近年、カスタマージャーニーマップを作成する企業が増えているが、作るプロセスを間違えると、中身が実情に合わなかったり、誰にも使われなかったりといった失敗に終わってしまいやすい。今回は、カスタマージャーニーマップ作成のよくある失敗例と、それを防ぐポイントを解説する。
カスタマージャーニーマップの流行
近年、カスタマージャーニーマップを作成しようとする企業が増えている。顧客との複合的な接点をうまくコントロールし、利用体験全体を通じて顧客の心を動かしやすくしたいというニーズが高まっていると考えられる。
しかし、単に作るだけではうまくいかないことが多い。確かに、顧客の心理をきめ細かく理解するうえで、カスタマージャーニーマップは良い手法といえる。

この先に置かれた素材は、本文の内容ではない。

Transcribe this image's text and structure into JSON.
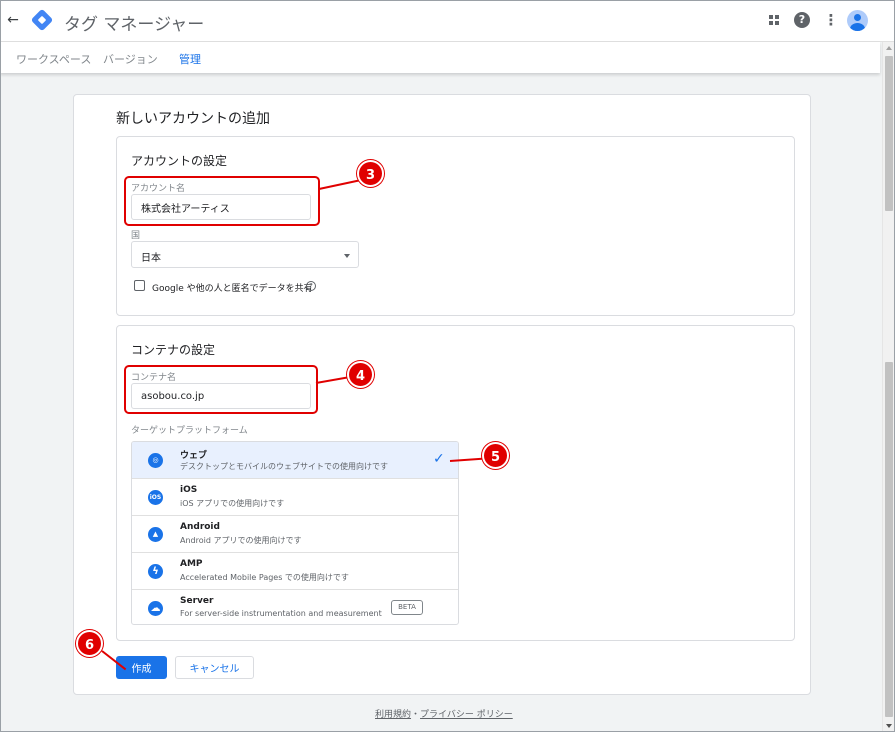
{
  "app": {
    "title": "タグ マネージャー",
    "back_icon": "←",
    "more_icon": "⋮",
    "help_icon": "?"
  },
  "tabs": [
    {
      "label": "ワークスペース",
      "active": false
    },
    {
      "label": "バージョン",
      "active": false
    },
    {
      "label": "管理",
      "active": true
    }
  ],
  "page": {
    "title": "新しいアカウントの追加"
  },
  "account_section": {
    "title": "アカウントの設定",
    "name_label": "アカウント名",
    "name_value": "株式会社アーティス",
    "country_label": "国",
    "country_value": "日本",
    "share_label": "Google や他の人と匿名でデータを共有",
    "share_checked": false
  },
  "container_section": {
    "title": "コンテナの設定",
    "name_label": "コンテナ名",
    "name_value": "asobou.co.jp",
    "platform_label": "ターゲットプラットフォーム",
    "platforms": [
      {
        "name": "ウェブ",
        "desc": "デスクトップとモバイルのウェブサイトでの使用向けです",
        "icon": "globe-icon",
        "glyph": "◎",
        "selected": true
      },
      {
        "name": "iOS",
        "desc": "iOS アプリでの使用向けです",
        "icon": "ios-icon",
        "glyph": "iOS",
        "selected": false
      },
      {
        "name": "Android",
        "desc": "Android アプリでの使用向けです",
        "icon": "android-icon",
        "glyph": "▲",
        "selected": false
      },
      {
        "name": "AMP",
        "desc": "Accelerated Mobile Pages での使用向けです",
        "icon": "amp-icon",
        "glyph": "ϟ",
        "selected": false
      },
      {
        "name": "Server",
        "desc": "For server-side instrumentation and measurement",
        "icon": "cloud-icon",
        "glyph": "☁",
        "selected": false,
        "badge": "BETA"
      }
    ],
    "check_glyph": "✓"
  },
  "actions": {
    "create_label": "作成",
    "cancel_label": "キャンセル"
  },
  "footer": {
    "terms": "利用規約",
    "separator": "・",
    "privacy": "プライバシー ポリシー"
  },
  "annotations": {
    "badge_3": "3",
    "badge_4": "4",
    "badge_5": "5",
    "badge_6": "6",
    "color": "#e00000"
  },
  "colors": {
    "accent": "#1a73e8",
    "selected_row": "#e8f0fe",
    "annotation": "#e00000"
  }
}
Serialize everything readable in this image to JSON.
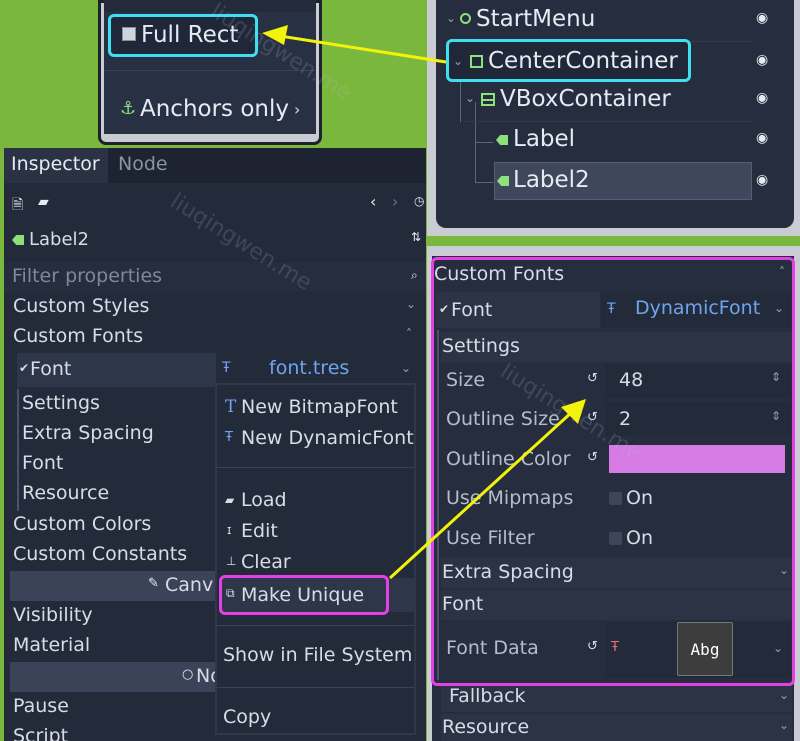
{
  "popup": {
    "full_rect": "Full Rect",
    "anchors_only": "Anchors only"
  },
  "inspector": {
    "tabs": [
      "Inspector",
      "Node"
    ],
    "node_name": "Label2",
    "filter_placeholder": "Filter properties",
    "sections": {
      "custom_styles": "Custom Styles",
      "custom_fonts": "Custom Fonts",
      "font": "Font",
      "font_value": "font.tres",
      "settings": "Settings",
      "extra_spacing": "Extra Spacing",
      "font2": "Font",
      "resource": "Resource",
      "custom_colors": "Custom Colors",
      "custom_constants": "Custom Constants",
      "canvas": "Canv",
      "visibility": "Visibility",
      "material": "Material",
      "node": "No",
      "pause": "Pause",
      "script": "Script"
    }
  },
  "context_menu": {
    "items": [
      "New BitmapFont",
      "New DynamicFont",
      "Load",
      "Edit",
      "Clear",
      "Make Unique",
      "Show in File System",
      "Copy"
    ]
  },
  "scene_tree": {
    "nodes": [
      "StartMenu",
      "CenterContainer",
      "VBoxContainer",
      "Label",
      "Label2"
    ]
  },
  "font_panel": {
    "custom_fonts": "Custom Fonts",
    "font": "Font",
    "font_value": "DynamicFont",
    "settings": "Settings",
    "size_label": "Size",
    "size_value": "48",
    "outline_size_label": "Outline Size",
    "outline_size_value": "2",
    "outline_color_label": "Outline Color",
    "outline_color": "#d67ae4",
    "use_mipmaps_label": "Use Mipmaps",
    "use_mipmaps_value": "On",
    "use_filter_label": "Use Filter",
    "use_filter_value": "On",
    "extra_spacing": "Extra Spacing",
    "font_section": "Font",
    "font_data_label": "Font Data",
    "font_data_preview": "Abg",
    "fallback": "Fallback",
    "resource": "Resource"
  },
  "watermark": "liuqingwen.me",
  "colors": {
    "highlight_cyan": "#3ee0f0",
    "highlight_magenta": "#e53fe6",
    "arrow_yellow": "#f2f20a",
    "frame_green": "#79b73d"
  }
}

ただし、作る際にいくつかの工夫をしなければ、せっかく作っても顧客体験の改善に結びつかないリスクが高くなってしまうのである。
カスタマージャーニーマップ作成の失敗例
カスタマージャーニーマップの作成がうまくいかない例を、いくつか見てみよう。
□全てを網羅しようとしてしまう
顧客体験の全てや、課題の全てを網羅することにこだわってしまい、収拾がつかなくなってしまうという場合である。
例えば、ある教育企業では、子供が生まれてから高校を出るまでの18年間のカスタマージャーニーマップを作ろうとしてしまったことがある。この企業には各年代用の教材があるため、それらを横断した体験を定義しようとしたのだが、18年分のカスタマージャーニーはあまりに複雑なものとなってしまい、事業に活用することができなかった。
また、別の企業では、カスタマージャーニーに沿っておよそ100個もの課題を洗い出したものの、どこから手をつけていいかわからず、改善を進めることができなかった。課題を洗うことにこだわるあまり、優先順位をつけることができなかったのである。このように、完璧なカスタマージャーニーマップを作ること自体が目的となると、失敗する可能性が大きくなってしまう。